According to some preferred embodiment, the present invention includes at least a polymkeric substance that forms by at least a novel cpd according to the present invention.
Composition
One aspect of the present invention relates to composition; It comprises one or more compounds of the present invention, preferably any two kinds combination in one or more compounds according to formula I (comprising compound and the interior compound of all formula IA, IB, IC, ID and IE scope in all general formula scopes) and these compounds.In some preferred embodiment, composition of the present invention is a reactive composition, and it comprises at least about 2 weight %, in addition more preferably at least about 10 weight % according to compound of the present invention.In some preferred embodiment, composition of the present invention comprises at least about 50 weight % according to compound of the present invention, even more preferably in certain embodiments at least about the compound of 40 weight % according to formula IC.

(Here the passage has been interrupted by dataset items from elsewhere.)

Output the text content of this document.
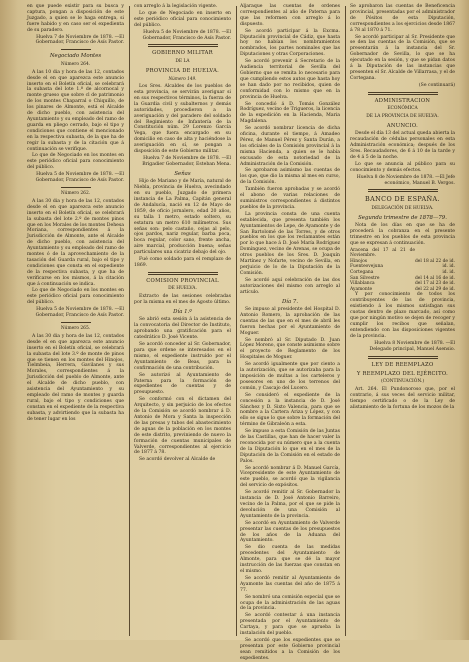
en que puede existir para su busca y captura, pongan a disposición de este Juzgado, a quien se le haga entrega, si fuere habido y en caso ser el expedienta de su paradero.

Huelva 7 de Noviembre de 1878. —El Gobernador, Francisco de Asís Pastor.

Negociado Montes
Número 264.

A las 10 dia y hora de las 12, contados desde el en que aparezca este anuncio inserto en el Boletín oficial, se celebrará la subasta del lote 1.º de alcornocal y monte grueso que sobre cl de patrimonio de los montes Chaparral o Chiquillo, de los pinares de Almonte, está el Alcalde de dicho pueblo, con asistencia del Ayuntamiento y su empleado del ramo de guarda en pliego cerrado, bajo el tipo y condiciones que contiene el mencionado en la respectiva subasta, de la que ha de regir la subasta y de la citación que á continuación se verifique.

Lo que de Negociado en los montes en este periódico oficial para conocimiento del público.

Huelva 5 de Noviembre de 1878. —El Gobernador, Francisco de Asís Pastor.

Número 262.

A las 30 dia y hora de las 12, contados desde el en que aparezca este anuncio inserto en el Boletín oficial, se celebrará la subasta del lote 2.º de montes pinos que en los Morales de los montes Dehesa Moriana, correspondientes á la Jurisdicción de Almonte, ante el Alcalde de dicho pueblo, con asistencia del Ayuntamiento y su empleado del ramo de montes ó de la aprovechamiento de la tasación del Guarda rural, bajo el tipo y condiciones que consta en el expediente de la respectiva subasta, y que ha de verificarse en los mismos, á la citación que á continuación se indica.

Lo que de Negociado en los montes en este periódico oficial para conocimiento del público.

Huelva 5 de Noviembre de 1878. —El Gobernador, Francisco de Asís Pastor.

Número 265.

A las 30 dia y hora de las 12, contados desde el en que aparezca este anuncio inserto en el Boletín oficial, se celebrará la subasta del lote 3.º de monte de pinos que se tienen en los montes del Hinojos, Tielmbeia, Herrera, Gavilanes y sus Morales, correspondientes á la Jurisdicción del pueblo de Almonte, ante el Alcalde de dicho pueblo, con asistencia del Ayuntamiento y su empleado del ramo de montes y guarda rural, bajo el tipo y condiciones que constan en el expediente de la respectiva subasta, y advirtiendo que la subasta ha de tener lugar en los

con arreglo á la legislación vigente.

Lo que de Negociado en inserto en este periódico oficial para conocimiento del público.

Huelva 5 de Noviembre de 1878. —El Gobernador, Francisco de Asís Pastor.

GOBIERNO MILITAR
DE LA
PROVINCIA DE HUELVA.
Número 149.

Los Sres. Alcaldes de los pueblos de esta provincia, se servirán averiguar si en sus respectivos términos, la fuerza de la Guardia civil y subalternos y demás autoridades, procedieron a la averiguación y del paradero del soldado del Regimiento de Infantería de la Constitución núm. 29 Lorenzo García Vega, que fuera encargado en su domicilio en caso de alta y haciéndose la averiguación en sí, se pongan a disposición de este Gobierno militar.

Huelva 7 de Noviembre de 1878. —El Brigadier Gobernador, Esteban Mena.

Señas

Hijo de Mariano y de María, natural de Niebla, provincia de Huelva, avecindado en su pueblo, Juzgado de primera instancia de La Palma, Capitán general de Andalucía, nació en 12 de Mayo de 1859, de oficio jornalero, edad 20 años, su talla 1 metro, estado soltero, su estatura un metro 610 milímetros. Sus señas son: pelo castaño, cejas al pelo, ojos pardos, nariz regular, barba poca, boca regular, color sano, frente ancha, aire marcial, producción buena; señas particulares una cicatriz debajo del ojo.

Fué como soldado para el remplazo de 1869.

COMISION PROVINCIAL
DE HUELVA.

Extracto de las sesiones celebradas por la misma en el mes de Agosto último.

Día 1.º

Se abrió esta sesión á la asistencia de la convocatoria del Director de Instituto, aprobando una gratificación para el catedrático D. José Vicente.

Se acordó conceder al Sr. Gobernador, para que ordene se interesados en el mismo, el expediente instruído por el Ayuntamiento de Beas, para la confirmación de una contribución.

Se autorizó al Ayuntamiento de Paterna para la formación de expedientes de cuentas y de presupuesto.

Se conformó con el dictamen del Arquitecto, y sin perjuicio de los efectos de la Comisión se acordó nombrar á D. Antonio de Mora y Santa la inspección de las presas y tubos del abastecimiento de aguas de la población en los montes de este distrito, previniendo de nuevo la formación de cuentas municipales de Valverde, correspondientes al ejercicio de 1877 á 78.

Se acordó devolver al Alcalde de

Aljaraque las cuentas de ordenes correspondientes al año de Paterna para que las reformen con arreglo á lo dispuesto.

Se acordó participar á la Excma. Diputación provincial de Cádiz, que hasta hoy no habían los nombramientos nombrados, los partes nominales que las Diputaciones y otras Corporaciones.

Se acordó prevenir á Secretario de la Audiencia territorial de Sevilla del Gobierno que se remita lo necesario para que cumpliendo estos autos que hasta hoy se han dado por no recibidos, quien de conformidad con lo mismo que en la provincia de Huelva.

Se concedió á D. Tomás González Rodríguez, vecino de Trigueros, la licencia de la expedición en la Hacienda, Maria Magdalena.

Se acordó nombrar licencia de dicha oficina, durante el tiempo, á Amadeo Pérez, de Manuel Pérez y Santa Durán, a los oficiales de la Comisión provincial á la misma Hacienda, a quien se le había excusado de esta notoriedad de la Administración de la Comisión.

Se aprobaron asimismo las cuentas de los que, que dio la misma al mes en curso, de la Comisión.

También fueron aprobadas y se acordó el abono de varias relaciones de suministros correspondientes á distintos pueblos de la provincia.

La provincia consta de una cuenta establecida, que presenta también los Ayuntamientos de Lepe, de Ayamonte y de San Bartolomé de las Torres, y de otros pueblos en los que los reclamantes están por lo que hace á D. José María Rodríguez Domínguez, vecino de Arenas, se ocupa de otros pueblos de los Sres. D. Joaquín Martínez y Nofarte, vecino de Sevilla, en perjuicio de lo de la Diputación de la Comisión.

Se acordó aquí celebración de las dos autorizaciones del mismo con arreglo al artículo.

Día 7.

Se impuso al presidente del Hospital D. Antonio Romero, la aprobación de las cuentas de las que en el mes de abril les fueron hechas por el Ayuntamiento de Moguer.

Se nombró al Sr. Diputado D. Juan López Moreno, que conste asimismo sobre el proyecto de Reglamento de los Hospitales de Moguer.

Se acordó igualmente que por ciento a la autorización, que se autorizaba para la imposición de multas a los carteleros y posesores en uno de los terrenos del común, y Cascajo del Lucero.

Se consideró el expediente de la concesión a la instancia de D. José Sánchez y D. Sixto Valencia, para que se nombre a la Cartera Ariza y López, y con ello se sigue lo que sobre la formación del término de Gibraleón a esta.

Se impuso a esta Comisión de las Juntas de las Castillas, que han de hacer valer la reconocida por su número que a la cuenta de la Diputación lo que en el mes de la Diputación de la Comisión en el estado de Palos.

Se acordó nombrar á D. Manuel García, Vicepresidente de este Ayuntamiento de este pueblo, se acordó que la vigilancia del servicio de expósitos.

Se acordó remitir al Sr. Gobernador la instancia de D. José Antonio Barreiro, vecino de la Palma, por el que se pide la devolución de una Comisión al Ayuntamiento de la provincia.

Se acordó en Ayuntamiento de Valverde presentar las cuentas de los presupuestos de los años de la Aduana del Ayuntamiento.

Se dio cuenta de las medidas precedentes del Ayuntamiento de Almonte, para que se dé la mayor instrucción de las fuerzas que constan en el mismo.

Se acordó remitir al Ayuntamiento de Ayamonte las cuentas del año de 1875 á 77.

Se nombró una comisión especial que se ocupa de la administración de las aguas de la provincia.

Se acordó contestar á una instancia presentada por el Ayuntamiento de Cartaya, y para que se aprueba la instalación del pueblo.

Se acordó que los expedientes que se presentan por este Gobierno provincial sean remitidos a la Comisión de los expedientes.

Se aprobaron las cuentas de Beneficencia provincial, presentadas por el administrador de Pósitos de esta Diputación, correspondientes a los ejercicios desde 1867 á 78 al 1870 á 71.

Se acordó participar al Sr. Presidente que se den las cuentas de la Comisión, que se presentarán á la instancia del Sr. Gobernador de Sevilla, lo que se ha ejecutado en la sesión, y que se pidan datos á la Diputación de las instancias que presenten el Sr. Alcalde de Villarrasa, y el de Cortegana.

(Se continuará)

ADMINISTRACION
ECONÓMICA
DE LA PROVINCIA DE HUELVA.
ANUNCIO.

Desde el día 13 del actual queda abierta la recaudación de cédulas personales en esta Administración económica; después de los Sres. Recaudadores, de 6 á 10 de la tarde y de 4 á 5 de la noche.

Lo que se anuncia al público para su conocimiento y demás efectos.

Huelva 8 de Noviembre de 1878. —El Jefe económico, Manuel B. Vergos.

BANCO DE ESPAÑA.
DELEGACIÓN DE HUELVA.
Segunda trimestre de 1878—79.

Nota de los días en que se ha de procederá la cobranza en el presente trimestre en los pueblos de esta provincia que se expresan á continuación.

Aracena del 17 al 21 de Noviembre.	
Hinojos	del 18 al 22 de id.
Fuenteovejuna	id. id.
Cortegana	id. id.
San Silvestre	del 14 al 16 de id.
Villablanca	del 17 al 23 de id.
Ayamonte	del 22 al 29 de id.

Y por conocimiento de todos los contribuyentes de las de provincia, existiendo á los mismos satisfagan sus cuotas dentro de plazo marcado, así como que por ningún motivo se dejen de recoger y cumplir los recibos que señalan, entendiendo con las disposiciones vigentes de la provincia.

Huelva 8 Noviembre de 1878. —El Delegado principal, Manuel Asensio.

LEY DE REEMPLAZO
Y REEMPLAZO DEL EJÉRCITO.
(CONTINUACIÓN.)

Art. 264. El Pundonoroso que, por el contrario, á sus veces del servicio militar, tiempo certificado o de la Ley de alistamiento de la fortuna de los mozos de la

In some preferred embodiment; Said composition comprises that one or more are according to formula ID, the more preferably compound of formula ID1 or ID2; Preferred its amount for said composition at least about 1 weight %; More preferably from about 1 weight % is to about 90 weight %; More preferably from about 1 weight % is to about 60 weight %, in addition more preferably from about 3 weight % to about 55 weight %.
Those skilled in the art will recognize that; Usually can comprise in the composition of the present invention that additional compounds and reagent are reactive and/or especially to regulate composition to form required reaction product or other purposes to strengthen it; Particularly required macromonomer, oligopolymer and/or polymer materials, even more preferably required being suitable for forms the polymer materials of hydrogel.Expection; Instruction and disclosure in conjunction with this paper; Those skilled in the art can easily be used for known comonomer and other reagent (like linking agent) composition of the present invention and need not the over-drastic experiment, and all this compositions all within the scope of the invention.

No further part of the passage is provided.